Die Türglocke war schrill. Fred hatte sie auf die höchste Lautstärke gestellt, da er leicht schwerhörig war, aber noch keine Hörgeräte tragen wollte.

Alle verstummten. Die Angst stand uns ins Gesicht geschrieben. Die einen erblassten, die anderen rissen die Augen weit auf. Nur Max’ Miene veränderte sich nicht.

Es läutete noch einmal.

Fred stand auf und wankte zur Eingangstür.

Er öffnete nicht sofort.

Es läutete ein drittes Mal. Es fuhr einem durch Mark und Bein.

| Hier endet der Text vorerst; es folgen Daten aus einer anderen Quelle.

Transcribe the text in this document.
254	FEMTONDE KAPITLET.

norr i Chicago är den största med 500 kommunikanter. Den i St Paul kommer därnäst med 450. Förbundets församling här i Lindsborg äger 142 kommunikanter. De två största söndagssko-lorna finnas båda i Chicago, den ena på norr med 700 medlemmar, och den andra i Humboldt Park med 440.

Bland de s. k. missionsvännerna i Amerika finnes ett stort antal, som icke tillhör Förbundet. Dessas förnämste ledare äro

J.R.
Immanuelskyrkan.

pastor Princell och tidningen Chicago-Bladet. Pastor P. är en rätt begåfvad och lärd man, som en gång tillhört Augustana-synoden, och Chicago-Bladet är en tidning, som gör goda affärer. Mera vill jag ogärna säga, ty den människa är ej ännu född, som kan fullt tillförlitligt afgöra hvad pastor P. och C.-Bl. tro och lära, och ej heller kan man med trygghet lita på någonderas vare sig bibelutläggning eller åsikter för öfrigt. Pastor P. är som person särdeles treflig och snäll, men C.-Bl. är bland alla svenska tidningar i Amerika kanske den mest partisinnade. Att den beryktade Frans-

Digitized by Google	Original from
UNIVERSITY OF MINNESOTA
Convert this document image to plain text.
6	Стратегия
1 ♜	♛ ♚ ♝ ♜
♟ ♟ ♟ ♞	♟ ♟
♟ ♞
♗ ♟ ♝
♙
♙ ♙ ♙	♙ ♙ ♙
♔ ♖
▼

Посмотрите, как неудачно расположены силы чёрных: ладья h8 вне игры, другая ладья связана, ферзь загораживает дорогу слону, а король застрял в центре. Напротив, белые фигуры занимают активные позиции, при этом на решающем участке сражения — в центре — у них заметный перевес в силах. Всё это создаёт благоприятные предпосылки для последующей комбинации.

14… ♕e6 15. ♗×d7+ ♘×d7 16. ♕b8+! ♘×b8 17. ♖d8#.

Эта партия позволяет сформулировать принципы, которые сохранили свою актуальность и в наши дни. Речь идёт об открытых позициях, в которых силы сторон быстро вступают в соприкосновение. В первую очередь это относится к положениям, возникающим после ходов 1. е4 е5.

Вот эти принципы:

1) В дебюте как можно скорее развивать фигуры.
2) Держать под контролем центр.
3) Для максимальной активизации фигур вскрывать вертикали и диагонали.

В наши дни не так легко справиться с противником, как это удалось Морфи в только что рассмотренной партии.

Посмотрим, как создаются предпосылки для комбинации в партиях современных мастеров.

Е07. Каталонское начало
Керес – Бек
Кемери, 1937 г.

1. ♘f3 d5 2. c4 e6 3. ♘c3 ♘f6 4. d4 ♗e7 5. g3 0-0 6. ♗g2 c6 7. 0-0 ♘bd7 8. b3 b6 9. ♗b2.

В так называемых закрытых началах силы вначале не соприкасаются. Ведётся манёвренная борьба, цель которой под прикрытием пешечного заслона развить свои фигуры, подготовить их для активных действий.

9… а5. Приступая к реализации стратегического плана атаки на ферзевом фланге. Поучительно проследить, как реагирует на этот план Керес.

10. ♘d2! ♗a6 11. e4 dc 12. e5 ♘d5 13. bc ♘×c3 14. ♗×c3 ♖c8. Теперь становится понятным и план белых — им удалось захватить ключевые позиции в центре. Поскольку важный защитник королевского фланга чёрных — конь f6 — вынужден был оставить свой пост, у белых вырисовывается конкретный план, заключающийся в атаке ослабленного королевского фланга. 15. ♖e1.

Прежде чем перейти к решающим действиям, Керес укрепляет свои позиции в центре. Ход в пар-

Vorsichtig guckte Fred durch den Spion, so zögerlich, als hätte er Angst, dass die Person auf der anderen Seite der Tür ihm mit einer Nadel ins Auge stechen könnte. Plötzlich zuckte er zurück und drehte sich zackig zu uns um. Auf seinem Gesicht lag ein breites Grinsen. „Nur mein Sohn.“

Zuerst holte ich tief Luft, da ich vor Schreck ganz vergessen hatte zu atmen, erst dann wunderte ich mich, dass Fred einen Sohn hatte. Von einem Sohn hatte er uns noch nie erzählt.

Ein großer, breitschultriger blonder Mann um die vierzig trat ein.

Fred führte ihn zum Tisch, stellte ihn vor und wurde dabei leicht rot. „Tommy kümmert sich um meine letzten Angelegenheiten“, erklärte er uns.

Dann nahm er seinen Sohn an der Schulter und brachte ihn nach nebenan. Wenig später hielt Tommy ein DIN-A4-Couvert in Händen und ließ sich von seinem Papa zur Wohnungstür begleiten.

„Wir sehen uns da oben“, sagte Tommy noch zum Abschied, zeigte mit dem Finger hoch zur Decke und ging heiter grinsend.

Fred setzte sich mit einem Räuspern wieder zu Tisch und stürzte ein Glas Wein hinunter. Er blieb stumm.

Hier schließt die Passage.